When starting a family, you might be interested to know that you’re now eligible to claim new credits and deductions, which ultimately lessens the total value of your tax liability.
You can start by utilizing the official IRS Withholding Estimator to check your withholding. This will allow you to update your Form W-4, which is a withholding certificate that becomes accessible to your employer and results in extra money as part of your paychecks.
Tax credits and deductions you might be eligible for
The following options are examples of tax credits and deductions you might be eligible for as a parent:
Child Tax Credit
If you claim at least one child as a dependent when filling out your tax return, you might be eligible to apply the Child Tax Credit. Take a look at the IRS’ article “Does my child/dependent qualify for the child tax credit or the credit for other dependents?”
Child and Dependent Care Credit
If you have put your own money toward child care services, caretaking might qualify you for the Child and Dependent Care Credit — no matter your income level. More specifically, if you pay for day care, you could be eligible to claim up to 35% of your day care expenses, though certain limits may apply.
Adoption Tax Credit
If you adopt a child, you may be able to claim the eligible adoption expenses that you pay toward each qualifiable child. As long as you are eligible, you can apply the Adoption Tax Credit to international, domestic, private and public foster care adoptions.
Earned Income Tax Credit
The Earned Income Tax Credit is designed to assist low-to-moderate-income families that could benefit financially from the help of a tax break. If you qualify for this tax credit, you can use it to reduce the amount you owe in taxes. Often, though not always, this increases your total tax refund as well.
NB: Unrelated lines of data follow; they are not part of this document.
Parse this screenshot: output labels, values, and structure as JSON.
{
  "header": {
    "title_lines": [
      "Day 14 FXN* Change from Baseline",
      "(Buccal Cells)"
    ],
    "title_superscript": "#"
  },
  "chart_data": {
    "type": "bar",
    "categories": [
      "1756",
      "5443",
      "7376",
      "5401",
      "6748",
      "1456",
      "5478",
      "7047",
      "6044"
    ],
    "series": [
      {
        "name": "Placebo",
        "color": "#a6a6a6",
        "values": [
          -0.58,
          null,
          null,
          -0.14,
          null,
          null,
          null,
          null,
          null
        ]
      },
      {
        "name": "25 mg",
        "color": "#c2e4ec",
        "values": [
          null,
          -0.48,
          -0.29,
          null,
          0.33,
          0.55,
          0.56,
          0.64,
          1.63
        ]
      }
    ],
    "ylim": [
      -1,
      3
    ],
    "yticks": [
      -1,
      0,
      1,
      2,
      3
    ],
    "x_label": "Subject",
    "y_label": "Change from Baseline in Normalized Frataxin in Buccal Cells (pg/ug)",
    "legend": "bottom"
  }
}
Additional credits applicable to other dependents
In some instances, you can apply a maximum credit of $500 per dependent you claim on your tax return. Also, a nonrefundable tax credit can reduce — and sometimes even eliminate — your tax bill, though any portion of the credit that remains will not be refunded to you. Read Publication 501, Dependents, Standard Deduction and Filing Information, for more details.
529 plans
Looking toward the future, you can plan ahead and prepare to obtain help for future educational expenses if your children end up going to college or engaging in other qualified postsecondary training. Though you cannot deduct any contributions you make to your 529 plan when you file your tax return, 529 plans still extend many other types of tax advantages. After all, 529 plans are named after Section 529 of the Internal Revenue Code for a reason!
When will your 529 account activity need to be included on your tax return?
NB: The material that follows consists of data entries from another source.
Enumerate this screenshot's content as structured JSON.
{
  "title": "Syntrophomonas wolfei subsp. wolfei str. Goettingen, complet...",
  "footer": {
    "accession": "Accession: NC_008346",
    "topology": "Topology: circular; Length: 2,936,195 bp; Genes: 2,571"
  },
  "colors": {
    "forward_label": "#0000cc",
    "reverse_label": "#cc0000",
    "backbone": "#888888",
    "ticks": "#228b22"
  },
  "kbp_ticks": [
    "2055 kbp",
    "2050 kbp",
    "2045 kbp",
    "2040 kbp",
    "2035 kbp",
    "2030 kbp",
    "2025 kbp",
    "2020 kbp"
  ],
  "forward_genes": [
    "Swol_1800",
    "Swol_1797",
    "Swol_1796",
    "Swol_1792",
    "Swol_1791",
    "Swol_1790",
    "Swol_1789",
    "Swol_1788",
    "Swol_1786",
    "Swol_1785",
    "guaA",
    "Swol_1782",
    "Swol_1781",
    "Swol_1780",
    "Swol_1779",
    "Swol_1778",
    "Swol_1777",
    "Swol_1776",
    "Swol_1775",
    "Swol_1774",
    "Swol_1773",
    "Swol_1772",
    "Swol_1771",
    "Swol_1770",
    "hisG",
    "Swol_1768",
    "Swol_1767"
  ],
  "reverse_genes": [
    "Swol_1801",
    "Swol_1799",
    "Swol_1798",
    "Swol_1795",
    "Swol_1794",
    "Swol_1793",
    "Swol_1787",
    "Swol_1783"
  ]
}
You do not need to report your earnings until the year you withdraw them.
What if you took a distribution last year and received a Form 1099-Q from the plan?
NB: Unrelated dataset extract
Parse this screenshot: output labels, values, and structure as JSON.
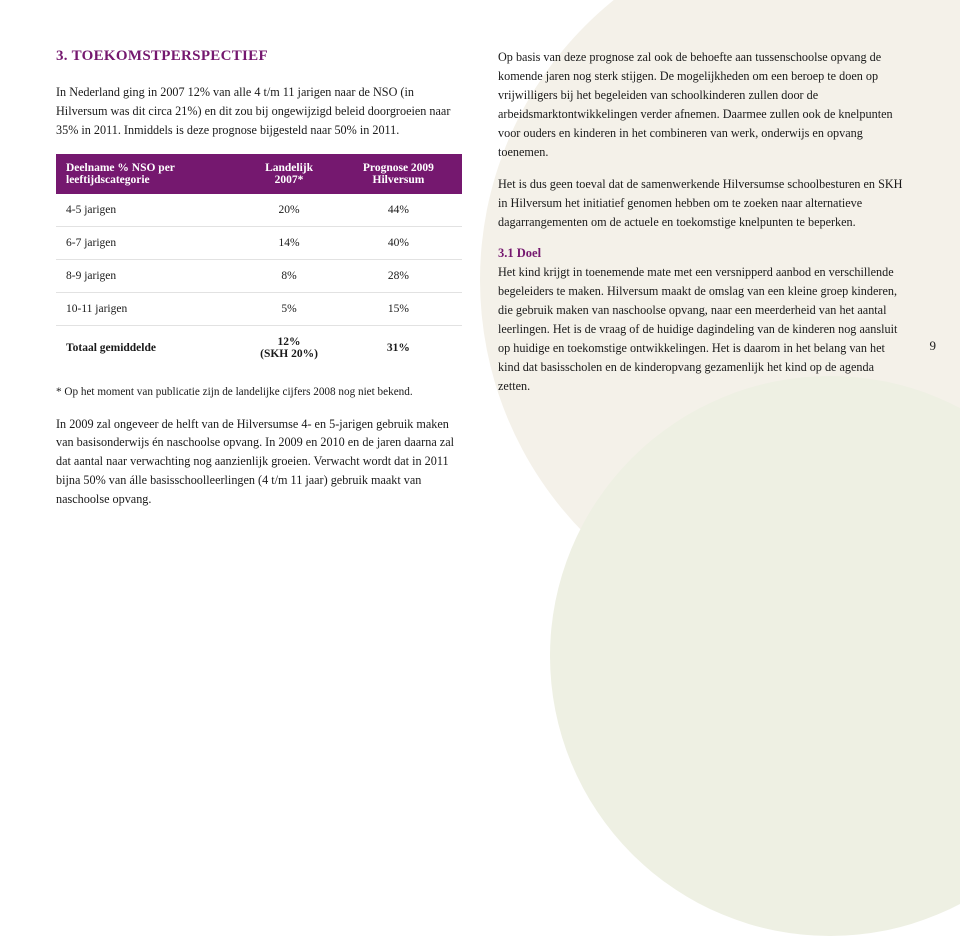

If this is your situation, you might be wondering whether you have to report the earnings. Ultimately, if the funds were spent on qualified education expenses or rolled into a 529 plan, you do not necessarily need to report the distribution under these conditions.
Alternatively, if the funds that you received via distribution were put toward purchases that do not fall into either of the aforementioned categories, then you must report them, as they are then considered taxable withdrawals.
In terms of qualified education expenses, these types of costs include the following:
- Tuition.
- Fees.
- Books.
- Computers and related technology.
- Room and board.
Families can usually take advantage of a tax-free distribution that can then be used to pay for tuition expenses for elementary schools and high schools as well. This is applicable to three types of schooling: private, public and parochial. Just know that the distribution amount is limited to $10,000 per year and per beneficiary.
The SECURE Act of 2019 expanded 529 plans so that they now include the costs of apprenticeship programs and student loan repayments. When it comes to student loan requirements, qualified distributions have a perpetual limit of $10,000 per beneficiary.
Last but not least, the earnings portion of nonqualified withdrawals is subject to income tax in addition to a 10% penalty. The basis portion is not eligible for taxation, nor will it be subject to penalty because it is made up of the amount you contributed with your after-tax dollars.
Of course, these are not all the provisions, and there are exceptions. Also, the tax rules can change, often with little notice. Before making any decisions, speak with a qualified tax professional.
Raising children is an expensive undertaking, but thankfully, there are financial perks that parents can take advantage of come tax time. With the help of tax credits and deductions, you can reduce your tax bill, yielding a larger refund after submitting your return.